# Complex analysis, graph inequality

1. Sep 11, 2011

### Fellowroot

1. The problem statement, all variables and given/known data

Sketch the graph

|Re(z)|>2

2. Relevant equations

z=x+iy

3. The attempt at a solution

|Re(z)|>2

|Re(x+iy)|>2

|x|>2

|x-0|>2, this is a circle centered at zero with radius 2

4. My question

What I'm having a hard time with is the | | notation.
Is this the absolute value, or modulus, or something else.

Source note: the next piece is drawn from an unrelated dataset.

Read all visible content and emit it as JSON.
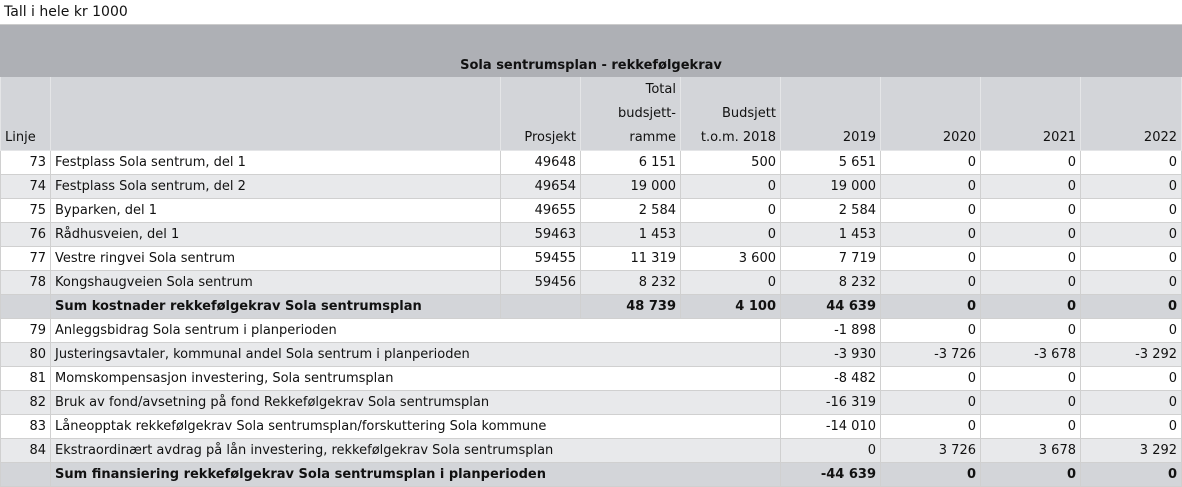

Wolfram Alpha says its an absolute value graph (that I understand) but my books says this is the form of a circle. Which is it?
http://www.wolframalpha.com/input/?i=|Re(z)|>2

I graphed a circle on my paper r=2 at (0,0) but I don't know which part to shade, the inside of the circle or the outside? How can I plug in numbers to test True and False? I know how to graph inequalities in real but complex I'm having trouble with.

Thanks.

2. Sep 11, 2011

### Dick

I have no idea what Wolfram Alpha is thinking about. Ignore it, please? || is modulus or absolute value. They are really the same thing. |x|>2 is perfectly correct. But it's not a circle at all. x=2 is a line, x=(-2) is another line. Those are the boundaries of your region, yes?

3. Sep 12, 2011

### Fellowroot

I now see why |x|>2 is NOT a circle.

I got it confused with this formula |z-z$_{0}$|=$\rho$

Because |z|>2 is a circle.

And I still have a hard time seeing why |z|>2 is a circle.

4. Sep 12, 2011

### Dick

|z|=|x+iy|=sqrt(x^2+y^2). Do you know that? sqrt(x^2+y^2)=2 is the same as x^2+y^2=4. Do you see why x^2+y^2=4 is a circle?

5. Sep 12, 2011

### Fellowroot

Yes, I see now.

Thank you.